İşte şimdi, Türklerin Anadolu’ya ayak bastıklarından beri ortada olmayan Rusya, zorla, Prut’ta imha etmediğimiz için, büyük bir devlet olarak ortaya çıkacak ve bugüne kadar makus talihimizde çok büyük rol oynayacaktı.
Bu 1769 ve 1770 savaşlarında, Rusların kalleşçe taktiklerle Türkiye’yi yenmesi, bundan sonraki yıllarda Türkiye’nin başına gelen bütün felaketlerin belki de başlangıcı olacak ve sonunda imzalanan Küçükkaynarca (1774) antlaşması Türk milletinin tarihinde imzaladığı en feci antlaşmalardan biri olacaktı. Çünkü; “harp hiledir” buyrulmuştu.
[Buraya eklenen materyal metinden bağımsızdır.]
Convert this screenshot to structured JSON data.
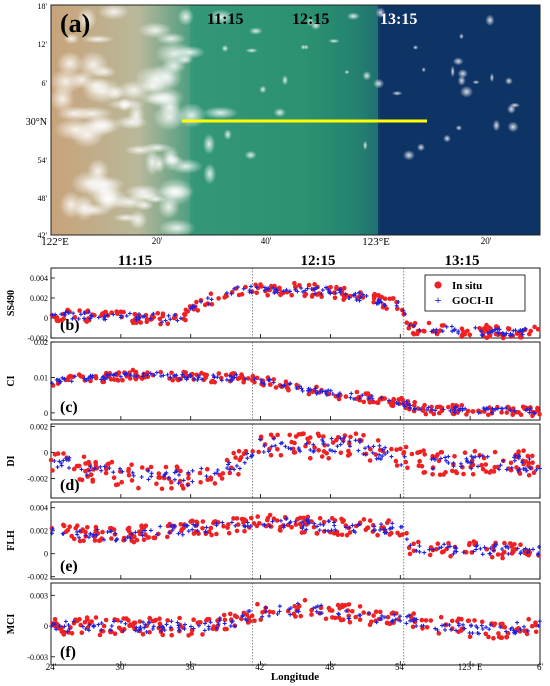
{
  "map": {
    "panel_label": "(a)",
    "time_labels": [
      "11:15",
      "12:15",
      "13:15"
    ],
    "lat_ticks": [
      "18'",
      "12'",
      "6'",
      "30°N",
      "54'",
      "48'",
      "42'"
    ],
    "lon_ticks": [
      "122°E",
      "20'",
      "40'",
      "123°E",
      "20'"
    ],
    "transect_color": "#ffff00",
    "colors": {
      "land_tan": "#c9a37a",
      "turbid_green": "#2e8f6e",
      "ocean_blue": "#0f3566"
    }
  },
  "chart_data": {
    "type": "scatter",
    "xlabel": "Longitude",
    "x_ticks": [
      "24'",
      "30'",
      "36'",
      "42'",
      "48'",
      "54'",
      "123° E",
      "6'"
    ],
    "x_tick_values": [
      24,
      30,
      36,
      42,
      48,
      54,
      60,
      66
    ],
    "x_range": [
      24,
      66
    ],
    "time_labels": [
      "11:15",
      "12:15",
      "13:15"
    ],
    "time_dividers": [
      41.3,
      54.3
    ],
    "legend": [
      "In situ",
      "GOCI-II"
    ],
    "legend_position": "top-right",
    "series_colors": {
      "In situ": "#ee2222",
      "GOCI-II": "#2020dd"
    },
    "panels": [
      {
        "label": "(b)",
        "ylabel": "SS490",
        "ylim": [
          -0.002,
          0.005
        ],
        "yticks": [
          "0.004",
          "0.002",
          "0",
          "-0.002"
        ],
        "ytick_values": [
          0.004,
          0.002,
          0,
          -0.002
        ],
        "profile": [
          [
            24,
            0.0003
          ],
          [
            30,
            0.0002
          ],
          [
            35,
            -0.0001
          ],
          [
            37,
            0.0015
          ],
          [
            40,
            0.0028
          ],
          [
            44,
            0.0029
          ],
          [
            48,
            0.0027
          ],
          [
            52,
            0.0018
          ],
          [
            54,
            0.0012
          ],
          [
            55,
            -0.001
          ],
          [
            60,
            -0.0013
          ],
          [
            66,
            -0.0015
          ]
        ],
        "spread": 0.0008
      },
      {
        "label": "(c)",
        "ylabel": "CI",
        "ylim": [
          -0.002,
          0.02
        ],
        "yticks": [
          "0.02",
          "0.01",
          "0"
        ],
        "ytick_values": [
          0.02,
          0.01,
          0
        ],
        "profile": [
          [
            24,
            0.009
          ],
          [
            28,
            0.01
          ],
          [
            32,
            0.011
          ],
          [
            36,
            0.01
          ],
          [
            40,
            0.01
          ],
          [
            44,
            0.008
          ],
          [
            48,
            0.0055
          ],
          [
            52,
            0.004
          ],
          [
            54,
            0.003
          ],
          [
            56,
            0.001
          ],
          [
            66,
            0.0005
          ]
        ],
        "spread": 0.0017
      },
      {
        "label": "(d)",
        "ylabel": "DI",
        "ylim": [
          -0.0035,
          0.0022
        ],
        "yticks": [
          "0.002",
          "0",
          "-0.002"
        ],
        "ytick_values": [
          0.002,
          0,
          -0.002
        ],
        "profile": [
          [
            24,
            -0.0005
          ],
          [
            28,
            -0.0015
          ],
          [
            32,
            -0.002
          ],
          [
            36,
            -0.002
          ],
          [
            38,
            -0.0015
          ],
          [
            41,
            -0.0005
          ],
          [
            42,
            0.0005
          ],
          [
            48,
            0.0005
          ],
          [
            50,
            0.0008
          ],
          [
            52,
            0.0
          ],
          [
            56,
            -0.0008
          ],
          [
            66,
            -0.0008
          ]
        ],
        "spread": 0.0012
      },
      {
        "label": "(e)",
        "ylabel": "FLH",
        "ylim": [
          -0.0022,
          0.0045
        ],
        "yticks": [
          "0.004",
          "0.002",
          "0",
          "-0.002"
        ],
        "ytick_values": [
          0.004,
          0.002,
          0,
          -0.002
        ],
        "profile": [
          [
            24,
            0.002
          ],
          [
            30,
            0.0015
          ],
          [
            34,
            0.002
          ],
          [
            38,
            0.0023
          ],
          [
            42,
            0.0028
          ],
          [
            46,
            0.0025
          ],
          [
            50,
            0.0023
          ],
          [
            54,
            0.0022
          ],
          [
            55,
            0.0004
          ],
          [
            66,
            0.0003
          ]
        ],
        "spread": 0.0009
      },
      {
        "label": "(f)",
        "ylabel": "MCI",
        "ylim": [
          -0.0038,
          0.0042
        ],
        "yticks": [
          "0.003",
          "0",
          "-0.003"
        ],
        "ytick_values": [
          0.003,
          0,
          -0.003
        ],
        "profile": [
          [
            24,
            0.0
          ],
          [
            30,
            0.0
          ],
          [
            36,
            -0.0001
          ],
          [
            40,
            0.0005
          ],
          [
            42,
            0.0014
          ],
          [
            46,
            0.0017
          ],
          [
            50,
            0.0012
          ],
          [
            54,
            0.0006
          ],
          [
            58,
            0.0
          ],
          [
            62,
            -0.0004
          ],
          [
            66,
            0.0
          ]
        ],
        "spread": 0.0011
      }
    ]
  }
}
Ama biz bu altın kuralı unutmuştuk.
Bu antlaşma ile;
-Karadeniz bir Türk gölü olmaktan çıkıyor, Rusya Karadeniz’de sahil ediniyordu.
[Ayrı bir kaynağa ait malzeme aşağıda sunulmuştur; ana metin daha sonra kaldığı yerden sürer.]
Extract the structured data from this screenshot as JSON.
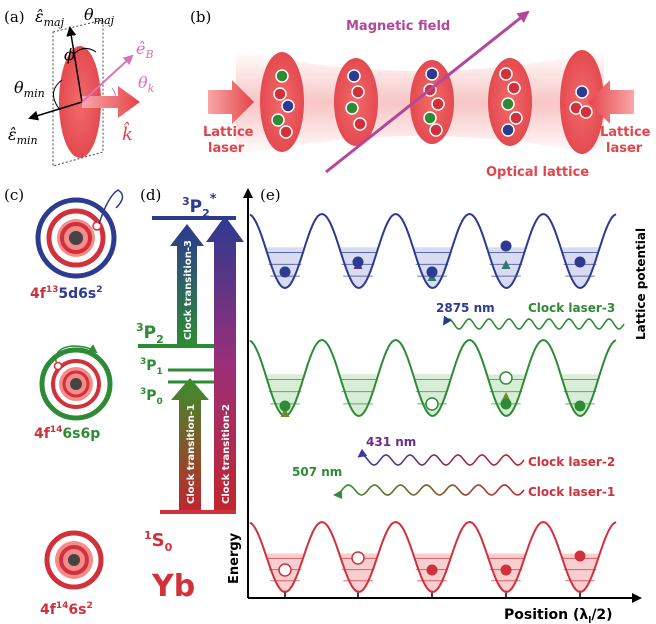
{
  "panels": {
    "a": "(a)",
    "b": "(b)",
    "c": "(c)",
    "d": "(d)",
    "e": "(e)"
  },
  "panel_a": {
    "eps_maj": "ε̂",
    "eps_maj_sub": "maj",
    "theta_maj": "θ",
    "theta_maj_sub": "maj",
    "phi": "ϕ",
    "theta_min": "θ",
    "theta_min_sub": "min",
    "eps_min": "ε̂",
    "eps_min_sub": "min",
    "e_b": "ê",
    "e_b_sub": "B",
    "theta_k": "θ",
    "theta_k_sub": "k",
    "k_hat": "k̂"
  },
  "panel_b": {
    "magnetic_field": "Magnetic field",
    "lattice_laser_left_1": "Lattice",
    "lattice_laser_left_2": "laser",
    "lattice_laser_right_1": "Lattice",
    "lattice_laser_right_2": "laser",
    "optical_lattice": "Optical lattice"
  },
  "panel_c": {
    "config_top_a": "4f",
    "config_top_a_sup": "13",
    "config_top_b": "5d6s",
    "config_top_b_sup": "2",
    "config_mid_a": "4f",
    "config_mid_a_sup": "14",
    "config_mid_b": "6s6p",
    "config_bot_a": "4f",
    "config_bot_a_sup": "14",
    "config_bot_b": "6s",
    "config_bot_b_sup": "2"
  },
  "panel_d": {
    "p2star_sup": "3",
    "p2star_main": "P",
    "p2star_sub": "2",
    "p2star_star": "*",
    "p2_sup": "3",
    "p2_main": "P",
    "p2_sub": "2",
    "p1_sup": "3",
    "p1_main": "P",
    "p1_sub": "1",
    "p0_sup": "3",
    "p0_main": "P",
    "p0_sub": "0",
    "s0_sup": "1",
    "s0_main": "S",
    "s0_sub": "0",
    "element": "Yb",
    "energy_axis": "Energy",
    "clock_transition_1": "Clock transition-1",
    "clock_transition_2": "Clock transition-2",
    "clock_transition_3": "Clock transition-3"
  },
  "panel_e": {
    "lattice_potential": "Lattice potential",
    "position_axis": "Position (λ",
    "position_axis_sub": "l",
    "position_axis_end": "/2)",
    "wavelength_2875": "2875 nm",
    "wavelength_431": "431 nm",
    "wavelength_507": "507 nm",
    "clock_laser_3": "Clock laser-3",
    "clock_laser_2": "Clock laser-2",
    "clock_laser_1": "Clock laser-1"
  },
  "colors": {
    "red": "#d0313a",
    "green": "#2e8b35",
    "blue": "#2c3a8f",
    "magenta": "#b4469c",
    "pink": "#f58b8b",
    "darkred": "#b0232c"
  }
}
-Kırım gibi, 1.5 milyon Türk’le meskun, 15 asırlık bir Türk ülkesinin geleceği, Rusya’ya bırakılıyordu.
-Ortodoksluk bahanesi ile Rusya’nın Türkiye’nin iç işlerine müdahale etmesine imkan veriliyordu.
-Aslında Türkiye, Lehistan için savaşa girmişti. Ama, Lehistan da elimizden gitmiş, bu ülkeye Rusya değil, Almanya hakim olmuştu.
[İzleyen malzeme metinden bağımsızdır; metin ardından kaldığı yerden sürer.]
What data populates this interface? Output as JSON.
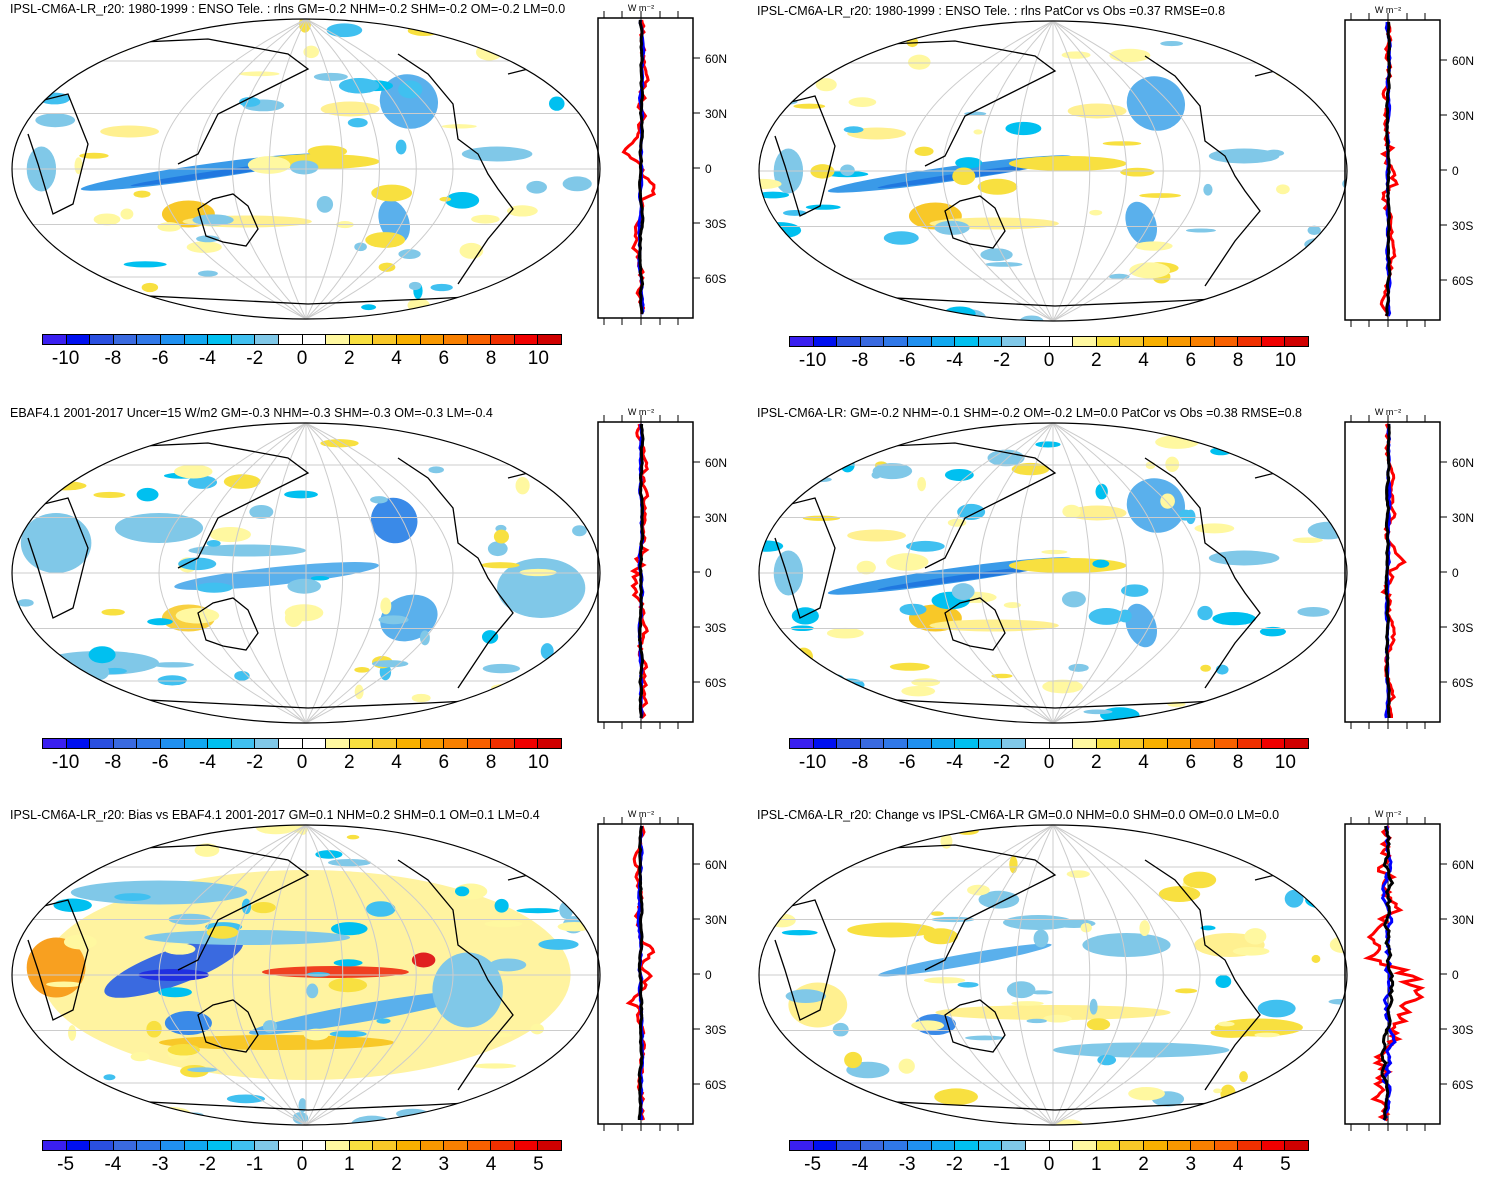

Ve yüzyıllar sonra Süleyman Nazif şöyle diyecekti:
“Moskof’un sulhu aldatıcı, sükutu kudurgan, yardımı mihnet verir. Anadolu’nun herhangi bir köşesinde, herhangi bir hanüman gösterilemez ki, Moskof muharebelerinde bir evladını şehit vermemiş olsun. Ey Türk oğlu, kanma, aldanma!”.
0 Yorumlar.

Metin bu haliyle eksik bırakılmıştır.